From major international corporations based in Omaha to mom and pop operations, Bird said Avenue Scholars has been embraced in a major way. Just as important to the program’s success and viability are the relationships with schools.
“We have to be very sensitive to those relationships and make sure we’re seen as an asset and not a burden,” he continued.
Avenue Scholars refines their selection model continually, and has seen the process improve from year-to-year.
“We are trying to find kids that are underserved and living in poverty, in a situation where we can help them move from that struggle to having a sustainable income and lifestyle,” Bird said. “Sometimes it can be difficult for them to understand that, to see the value, at age 15 and 16, in having their education paid for. Overall, though, we have more kids that want to be in the program than we can take.”
Avenue Scholars doesn’t measure success by degrees, instead looking at students from a holistic vantage point. They take stock in mental health, personal and social needs outside of the school, priding themselves on being intrusive in the lives of their students. They have voluntary mentorship clubs like Flourish and Men of Standard that prepare students for the future.
Counseling is available 24/7, as is legal support, social support and financial aid support. One of their main focuses is financial literacy and setting a foundation for successful living. They have a loan program structured to help students transition to life after school. Life outside of work.
“We can help them buy their first car, matching up to three-thousand dollars, we can help them with their first apartment or house, and we have emergency funds to assist with things like child care, housing, rent and utility bills, things like that they get themselves upside down on,” Bird said. “It’s usually not the academic setting that causes kids to drop out or wash out of programs. It’s the other life experiences. So we try to be intrusive and supportive, to be that go-to organization that will help them re-center their lives when the world is falling apart.”

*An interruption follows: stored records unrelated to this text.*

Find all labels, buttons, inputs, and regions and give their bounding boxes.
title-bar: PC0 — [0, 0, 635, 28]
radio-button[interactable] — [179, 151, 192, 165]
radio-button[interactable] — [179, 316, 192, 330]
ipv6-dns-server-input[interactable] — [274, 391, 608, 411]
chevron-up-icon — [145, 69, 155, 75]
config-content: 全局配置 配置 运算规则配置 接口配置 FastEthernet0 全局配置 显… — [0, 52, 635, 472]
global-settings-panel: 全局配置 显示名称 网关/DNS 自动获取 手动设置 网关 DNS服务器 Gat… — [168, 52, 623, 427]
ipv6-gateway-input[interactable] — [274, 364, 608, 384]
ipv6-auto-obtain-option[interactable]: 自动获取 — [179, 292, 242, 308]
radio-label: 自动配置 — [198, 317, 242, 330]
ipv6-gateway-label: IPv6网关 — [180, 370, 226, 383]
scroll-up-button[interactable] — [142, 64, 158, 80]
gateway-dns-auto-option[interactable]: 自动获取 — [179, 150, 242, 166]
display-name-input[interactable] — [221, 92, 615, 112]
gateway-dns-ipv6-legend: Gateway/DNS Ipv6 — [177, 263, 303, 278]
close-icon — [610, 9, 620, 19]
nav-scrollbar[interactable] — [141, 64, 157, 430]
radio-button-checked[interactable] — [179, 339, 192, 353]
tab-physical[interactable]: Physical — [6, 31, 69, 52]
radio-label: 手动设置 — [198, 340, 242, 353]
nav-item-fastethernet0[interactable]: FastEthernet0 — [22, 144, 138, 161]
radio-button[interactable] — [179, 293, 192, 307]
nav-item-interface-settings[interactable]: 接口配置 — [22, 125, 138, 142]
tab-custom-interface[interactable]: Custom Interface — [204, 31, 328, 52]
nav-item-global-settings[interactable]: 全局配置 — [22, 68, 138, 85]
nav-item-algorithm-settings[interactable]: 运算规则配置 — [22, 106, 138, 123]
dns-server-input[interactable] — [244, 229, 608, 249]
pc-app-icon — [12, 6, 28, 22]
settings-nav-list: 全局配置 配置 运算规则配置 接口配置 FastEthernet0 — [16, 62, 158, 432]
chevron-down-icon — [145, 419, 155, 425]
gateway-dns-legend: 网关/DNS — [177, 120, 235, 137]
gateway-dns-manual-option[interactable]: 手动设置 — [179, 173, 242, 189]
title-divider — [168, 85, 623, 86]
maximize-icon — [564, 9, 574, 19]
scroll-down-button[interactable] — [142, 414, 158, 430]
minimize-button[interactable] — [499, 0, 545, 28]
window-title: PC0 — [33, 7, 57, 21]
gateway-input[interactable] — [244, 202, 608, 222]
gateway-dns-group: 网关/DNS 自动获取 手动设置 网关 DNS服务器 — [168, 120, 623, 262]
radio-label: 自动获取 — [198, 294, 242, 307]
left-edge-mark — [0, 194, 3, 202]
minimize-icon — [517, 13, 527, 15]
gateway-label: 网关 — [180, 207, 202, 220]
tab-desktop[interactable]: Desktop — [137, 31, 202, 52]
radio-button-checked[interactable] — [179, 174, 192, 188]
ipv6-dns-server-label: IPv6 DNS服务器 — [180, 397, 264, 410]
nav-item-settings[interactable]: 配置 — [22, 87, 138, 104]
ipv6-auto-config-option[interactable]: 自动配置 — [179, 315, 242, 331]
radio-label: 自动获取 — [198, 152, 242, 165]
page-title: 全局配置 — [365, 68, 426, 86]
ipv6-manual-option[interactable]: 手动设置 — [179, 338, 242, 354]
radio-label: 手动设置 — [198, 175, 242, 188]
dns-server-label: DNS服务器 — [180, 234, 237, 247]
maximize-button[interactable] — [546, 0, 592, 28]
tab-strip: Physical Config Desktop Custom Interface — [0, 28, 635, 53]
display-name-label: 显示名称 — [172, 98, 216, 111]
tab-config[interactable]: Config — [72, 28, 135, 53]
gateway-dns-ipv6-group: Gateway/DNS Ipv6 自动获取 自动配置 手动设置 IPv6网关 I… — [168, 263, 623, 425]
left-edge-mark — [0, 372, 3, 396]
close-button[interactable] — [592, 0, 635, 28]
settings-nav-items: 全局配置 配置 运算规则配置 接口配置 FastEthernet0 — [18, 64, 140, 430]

Students in Avenue Scholars graduate high school at a jaw-dropping clip of nearly 99-percent. That figure is a testament to both the quality of the program’s career coaches (there’s three levels of coaching; 1.) High School 2.) Post-Secondary 3.) Community College) and the resilience of the young people enrolled.
“It’s that tender, loving care,” Bird said. “It’s having somebody intrusive in their life that cares about them, and it’s nurturing. It’s certainly not rocket science.”
Bird says Avenue Scholars exists to cross, walk and talk kids from high school to a career. Capable kids who just needed someone to believe in them.
Somebody they can trust.
Somebody that will follow through.
“Avenue Scholars doesn’t break promises, we have to deliver on what we say we’re going to do,” said Bird. “The secret sauce in our program is the staff and their ability to build relationships with kids over time. We’re not in their lives and out in the blink of an eye. We’re there for five-and-a-half to six years.”
It’s easy to get in the habit of viewing academic performance measures (the Accuplacer, GPAs and ACT scores) as indicators of intelligence, but Bird warns against doing so.
“Don’t confuse poverty and intelligence,” he said. “There’s great talent here, wonderful kids that we’re going to help make successful.”
To Bird and the Avenue Scholars staff, there’s nothing more powerful than a success story, and that’s why a simple lunch meeting in 2008 turned into 13 years of changing lives.